By John Louie S. Ramos     Aug 24, 2009 in Health
A report published Monday revealed that developing countries accounted for only a tip of the iceberg -- merely 5 percent of the world's expenditures on cancer treatment.
Despite continuous rise of cancer cases mostly in poorer countries, the Economist Intelligence Unit estimated that the world funding on cancer has a deficit of $217 billion.
The Intelligence agency also reported that global spending on new cancer cases this year could cost as much as $305 billion, also they pointed out that there would be a vast increase on the annual average of newly-diagnosed cancer cases come 2020.
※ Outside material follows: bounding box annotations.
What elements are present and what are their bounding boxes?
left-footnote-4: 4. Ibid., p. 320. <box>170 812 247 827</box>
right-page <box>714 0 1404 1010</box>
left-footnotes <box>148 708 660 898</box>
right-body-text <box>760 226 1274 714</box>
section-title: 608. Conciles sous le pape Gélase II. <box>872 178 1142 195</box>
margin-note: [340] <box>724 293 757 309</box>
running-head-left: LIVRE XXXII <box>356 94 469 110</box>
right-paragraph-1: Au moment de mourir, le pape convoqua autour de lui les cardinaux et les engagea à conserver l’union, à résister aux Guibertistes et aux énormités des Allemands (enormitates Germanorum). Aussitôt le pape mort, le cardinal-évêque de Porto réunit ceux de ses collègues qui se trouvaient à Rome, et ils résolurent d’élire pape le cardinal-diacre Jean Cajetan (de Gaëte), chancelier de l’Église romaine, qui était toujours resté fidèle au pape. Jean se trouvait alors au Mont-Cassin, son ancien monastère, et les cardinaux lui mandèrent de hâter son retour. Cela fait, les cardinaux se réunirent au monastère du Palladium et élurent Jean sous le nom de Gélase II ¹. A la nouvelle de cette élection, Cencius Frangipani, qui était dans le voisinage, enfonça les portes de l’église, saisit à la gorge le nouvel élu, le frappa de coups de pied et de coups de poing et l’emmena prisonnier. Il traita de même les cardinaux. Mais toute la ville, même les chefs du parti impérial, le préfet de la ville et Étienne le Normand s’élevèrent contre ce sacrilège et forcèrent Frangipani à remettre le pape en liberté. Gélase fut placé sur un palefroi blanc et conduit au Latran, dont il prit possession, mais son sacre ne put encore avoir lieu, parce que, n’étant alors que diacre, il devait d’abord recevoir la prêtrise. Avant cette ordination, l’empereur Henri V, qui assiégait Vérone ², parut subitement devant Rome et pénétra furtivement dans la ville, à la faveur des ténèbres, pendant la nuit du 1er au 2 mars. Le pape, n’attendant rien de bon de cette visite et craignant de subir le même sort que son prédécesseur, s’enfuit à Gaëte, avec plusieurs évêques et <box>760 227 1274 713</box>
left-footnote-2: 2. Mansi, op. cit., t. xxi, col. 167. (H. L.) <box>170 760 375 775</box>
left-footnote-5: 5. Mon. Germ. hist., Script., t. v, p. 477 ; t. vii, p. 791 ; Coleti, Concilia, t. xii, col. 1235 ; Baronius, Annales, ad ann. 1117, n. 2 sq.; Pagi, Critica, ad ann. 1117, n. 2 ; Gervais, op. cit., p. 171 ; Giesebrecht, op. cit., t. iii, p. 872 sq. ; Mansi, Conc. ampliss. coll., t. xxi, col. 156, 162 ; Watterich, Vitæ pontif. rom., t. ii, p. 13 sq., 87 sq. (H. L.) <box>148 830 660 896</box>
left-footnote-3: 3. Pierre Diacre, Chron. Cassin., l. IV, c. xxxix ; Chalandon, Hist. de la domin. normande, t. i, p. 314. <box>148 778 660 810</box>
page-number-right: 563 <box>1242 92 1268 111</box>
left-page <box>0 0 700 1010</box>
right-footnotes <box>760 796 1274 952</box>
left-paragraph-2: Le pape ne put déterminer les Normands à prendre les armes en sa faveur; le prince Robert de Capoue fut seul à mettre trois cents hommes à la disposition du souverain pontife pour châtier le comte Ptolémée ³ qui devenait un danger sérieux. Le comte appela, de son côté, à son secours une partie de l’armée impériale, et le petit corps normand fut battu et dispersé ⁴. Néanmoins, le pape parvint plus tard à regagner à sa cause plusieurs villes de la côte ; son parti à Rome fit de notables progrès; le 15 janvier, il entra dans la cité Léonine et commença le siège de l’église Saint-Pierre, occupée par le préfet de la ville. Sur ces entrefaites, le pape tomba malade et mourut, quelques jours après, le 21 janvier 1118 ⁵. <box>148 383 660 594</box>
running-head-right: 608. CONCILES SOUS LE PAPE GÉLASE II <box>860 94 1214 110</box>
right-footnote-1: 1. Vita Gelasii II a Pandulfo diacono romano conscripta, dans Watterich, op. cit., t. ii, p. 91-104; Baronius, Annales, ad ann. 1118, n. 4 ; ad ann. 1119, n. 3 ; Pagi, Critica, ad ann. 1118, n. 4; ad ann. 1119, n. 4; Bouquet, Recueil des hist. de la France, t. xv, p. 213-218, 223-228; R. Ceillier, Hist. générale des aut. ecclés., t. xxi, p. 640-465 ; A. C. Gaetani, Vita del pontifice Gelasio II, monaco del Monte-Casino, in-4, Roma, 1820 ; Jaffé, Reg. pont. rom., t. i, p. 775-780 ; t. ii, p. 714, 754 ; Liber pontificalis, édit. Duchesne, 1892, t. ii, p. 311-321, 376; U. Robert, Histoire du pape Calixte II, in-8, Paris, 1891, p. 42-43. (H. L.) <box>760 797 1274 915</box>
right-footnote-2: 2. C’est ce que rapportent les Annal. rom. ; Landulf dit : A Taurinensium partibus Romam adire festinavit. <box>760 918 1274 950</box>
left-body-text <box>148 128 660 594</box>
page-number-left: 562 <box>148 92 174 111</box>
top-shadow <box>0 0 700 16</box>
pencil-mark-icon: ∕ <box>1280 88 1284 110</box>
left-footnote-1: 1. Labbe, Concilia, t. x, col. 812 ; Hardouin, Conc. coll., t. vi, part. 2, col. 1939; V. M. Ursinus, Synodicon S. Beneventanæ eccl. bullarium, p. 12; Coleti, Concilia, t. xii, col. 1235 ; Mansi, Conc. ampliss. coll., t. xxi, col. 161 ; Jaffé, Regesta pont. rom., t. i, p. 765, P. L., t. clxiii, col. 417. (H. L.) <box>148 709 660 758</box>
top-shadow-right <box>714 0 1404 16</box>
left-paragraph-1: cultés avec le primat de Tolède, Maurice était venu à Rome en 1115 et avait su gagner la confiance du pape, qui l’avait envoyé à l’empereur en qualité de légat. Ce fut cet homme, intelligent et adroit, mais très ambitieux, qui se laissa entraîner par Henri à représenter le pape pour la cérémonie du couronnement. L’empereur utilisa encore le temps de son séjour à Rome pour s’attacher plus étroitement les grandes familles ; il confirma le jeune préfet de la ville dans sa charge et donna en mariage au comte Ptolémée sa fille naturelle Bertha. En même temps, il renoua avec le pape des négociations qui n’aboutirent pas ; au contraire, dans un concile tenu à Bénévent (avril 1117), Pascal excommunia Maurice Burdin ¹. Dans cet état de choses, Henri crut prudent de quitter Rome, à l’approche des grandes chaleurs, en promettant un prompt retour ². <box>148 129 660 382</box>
"By 2020 there would be 16.8 million new cancer cases a year worldwide, compared to 12.9 million now." The Yahoo! News reports.
The full report was released by the Lance Armstrong Foundation, set up by seven-time Tour de France champion and biking legend Lance Armstrong, who was diagnosed with testicular cancer during 1996 at the peak of his career but was able to won the fight against the dreaded disease.
Meanwhile, Irish Health Minister Mary Harney in her speech at a global cancer conference organized by the Lance Armstrong Foundation said that she would seek a total ban on sunbeds to reduce the risk of skin cancer.
Several reports indicate that sunbeds increase and sometimes triple the risk of skin cancer.